Subscribe
  • Home
  • /
  • TechForum
  • /
  • Will the business analyst survive the Agile enterprise?

Will the business analyst survive the Agile enterprise?

Agile principles are changing the way the enterprise works, and the traditional business analyst role is set to disappear, says Jaco Viljoen, SAFE specialist at IndigoCube.


Johannesburg, 03 Jul 2014
Jaco Viljoen, SAFE specialist at IndigoCube
Jaco Viljoen, SAFE specialist at IndigoCube

Agile is transforming the software development world, and now Agile principles are changing the way the rest of the enterprise works. In the process, says Jaco Viljoen, Scaled Agile Framework (SAFE) specialist at IndigoCube, the traditional business analyst role is set to disappear.

Because Agile prioritises the collective and collaborative power of the team, the business analyst is simply not needed to act as the generator of innovation. Analysis will continue, quips Viljoen, but the analyst role will not. This trend will be accelerated as Agile is applied outside the IT environment.

The practical question is what will happen to the existing cadre of business analysts? Some - Viljoen believes up to one-third - have the potential to become product owners, an Agile role that, together with the scrum master, focuses on enabling the team to perform better. The ability to make the shift will depend not on skills - these can be taught - but rather on the individual's mindset and personality. Put baldly, the typical business analyst is a left-brain person while the product-owner role demands right-brain skills: this is a facilitative, people-centred role, focused not on detail but the big picture.

"The product owner role is undervalued in Agile, but because it's aimed at getting the team to realise the best possible solution, the business analyst who can make the transition is pure gold to the company," Viljoen believes.

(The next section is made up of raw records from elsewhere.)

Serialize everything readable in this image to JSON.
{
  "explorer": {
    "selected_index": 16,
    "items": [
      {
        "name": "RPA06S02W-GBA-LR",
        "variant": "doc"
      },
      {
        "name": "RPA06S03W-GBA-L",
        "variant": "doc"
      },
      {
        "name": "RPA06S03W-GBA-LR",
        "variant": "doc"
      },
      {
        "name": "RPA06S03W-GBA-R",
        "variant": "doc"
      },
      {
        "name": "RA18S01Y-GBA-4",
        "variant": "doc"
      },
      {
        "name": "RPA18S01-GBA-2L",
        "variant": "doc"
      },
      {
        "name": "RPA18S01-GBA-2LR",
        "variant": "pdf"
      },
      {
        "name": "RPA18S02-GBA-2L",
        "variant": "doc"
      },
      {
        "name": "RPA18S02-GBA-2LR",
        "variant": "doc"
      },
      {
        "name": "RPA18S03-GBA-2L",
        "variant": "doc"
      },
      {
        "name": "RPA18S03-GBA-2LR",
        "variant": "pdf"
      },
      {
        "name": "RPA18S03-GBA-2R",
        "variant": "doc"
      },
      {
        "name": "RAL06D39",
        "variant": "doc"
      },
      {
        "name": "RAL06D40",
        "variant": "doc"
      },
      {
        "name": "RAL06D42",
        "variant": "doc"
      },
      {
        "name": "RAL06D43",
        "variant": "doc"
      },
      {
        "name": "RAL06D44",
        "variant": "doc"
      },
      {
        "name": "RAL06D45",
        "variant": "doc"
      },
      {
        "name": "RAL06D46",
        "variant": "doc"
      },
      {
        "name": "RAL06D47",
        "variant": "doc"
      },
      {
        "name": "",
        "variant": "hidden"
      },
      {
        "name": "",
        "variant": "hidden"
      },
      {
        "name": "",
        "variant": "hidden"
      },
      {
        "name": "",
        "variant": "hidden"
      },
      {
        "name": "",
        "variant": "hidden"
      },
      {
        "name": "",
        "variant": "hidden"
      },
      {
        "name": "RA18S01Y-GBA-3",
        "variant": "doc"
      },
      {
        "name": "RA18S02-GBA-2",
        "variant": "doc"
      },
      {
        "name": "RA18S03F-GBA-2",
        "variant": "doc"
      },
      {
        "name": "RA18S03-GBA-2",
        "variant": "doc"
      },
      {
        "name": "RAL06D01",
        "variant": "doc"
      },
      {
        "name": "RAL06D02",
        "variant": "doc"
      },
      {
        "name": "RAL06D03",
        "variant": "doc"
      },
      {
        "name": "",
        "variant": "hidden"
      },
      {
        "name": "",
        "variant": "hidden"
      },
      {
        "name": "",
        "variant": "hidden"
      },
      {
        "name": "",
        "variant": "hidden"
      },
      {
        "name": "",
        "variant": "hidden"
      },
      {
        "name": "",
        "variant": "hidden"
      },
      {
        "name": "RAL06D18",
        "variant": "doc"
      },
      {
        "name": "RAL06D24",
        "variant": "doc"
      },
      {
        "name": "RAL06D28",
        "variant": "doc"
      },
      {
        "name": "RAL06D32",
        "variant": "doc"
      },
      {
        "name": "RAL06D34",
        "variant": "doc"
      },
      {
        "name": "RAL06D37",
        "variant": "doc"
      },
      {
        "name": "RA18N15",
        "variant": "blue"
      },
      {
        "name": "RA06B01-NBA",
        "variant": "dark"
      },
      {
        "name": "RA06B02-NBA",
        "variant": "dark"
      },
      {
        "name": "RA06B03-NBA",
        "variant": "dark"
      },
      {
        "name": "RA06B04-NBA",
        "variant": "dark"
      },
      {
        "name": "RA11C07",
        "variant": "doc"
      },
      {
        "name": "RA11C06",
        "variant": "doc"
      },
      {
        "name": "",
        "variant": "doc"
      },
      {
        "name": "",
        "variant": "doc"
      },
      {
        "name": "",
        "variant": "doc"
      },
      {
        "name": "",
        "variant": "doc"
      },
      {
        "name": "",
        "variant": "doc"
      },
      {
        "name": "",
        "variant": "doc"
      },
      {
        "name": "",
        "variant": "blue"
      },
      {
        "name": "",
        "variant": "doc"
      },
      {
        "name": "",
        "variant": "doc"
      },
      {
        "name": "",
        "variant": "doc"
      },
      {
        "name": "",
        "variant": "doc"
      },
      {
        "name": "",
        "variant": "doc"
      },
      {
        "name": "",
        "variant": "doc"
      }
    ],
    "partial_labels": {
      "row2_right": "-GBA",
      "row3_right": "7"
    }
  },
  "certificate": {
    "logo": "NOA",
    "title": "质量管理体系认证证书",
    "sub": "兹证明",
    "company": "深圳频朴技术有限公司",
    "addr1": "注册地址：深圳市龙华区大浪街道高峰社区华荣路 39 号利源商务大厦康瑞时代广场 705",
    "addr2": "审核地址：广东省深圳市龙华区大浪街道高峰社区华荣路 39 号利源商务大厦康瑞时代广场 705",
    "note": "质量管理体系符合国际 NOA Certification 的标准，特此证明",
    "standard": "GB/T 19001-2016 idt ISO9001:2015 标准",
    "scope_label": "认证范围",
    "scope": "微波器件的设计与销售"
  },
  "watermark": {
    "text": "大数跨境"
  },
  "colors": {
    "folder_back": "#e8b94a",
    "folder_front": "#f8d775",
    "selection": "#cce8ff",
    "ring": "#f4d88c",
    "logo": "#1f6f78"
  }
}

A further 5% of today's business analysts might take to the scrum master role. It requires a whole-brain person who has the flexibility needed to become the team coach. It's a difficult transition for most business analysts as they, more often than not, love to be part of the solutioning process.

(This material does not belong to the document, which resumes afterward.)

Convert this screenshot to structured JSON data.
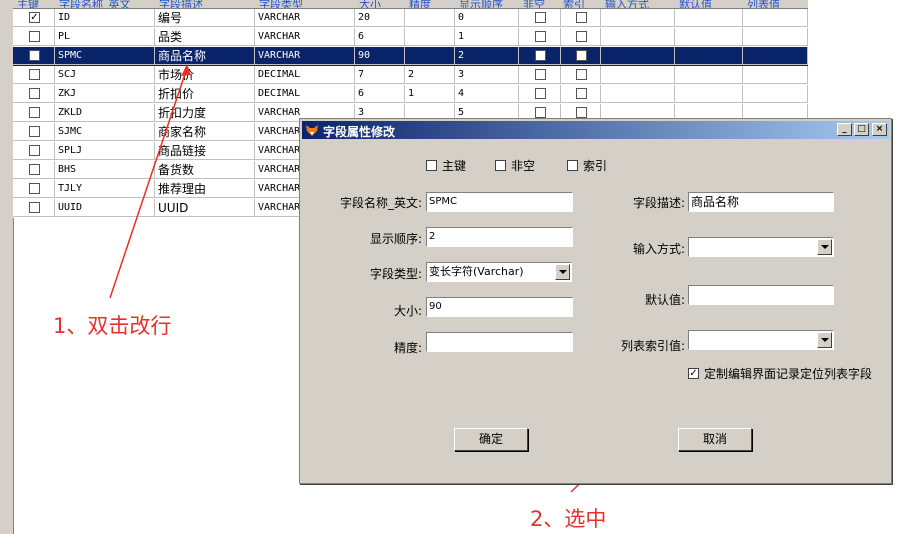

Twenty percent will move into testing: a more natural move, Viljoen believes. They already do some testing and, as a discipline, it requires the same type of left-brain thinking.

In addition, a further 10% would be suited for the enterprise business analyst role. It's a portfolio-level mandate that aims to provide the high-level business case needed for the business leaders to decide on which projects to pursue. The detail - the traditional business analyst's role - would then be filled in by the whole team, as noted above. "Only a small number of these roles are needed, and they would typically be filled by senior people," Viljoen says.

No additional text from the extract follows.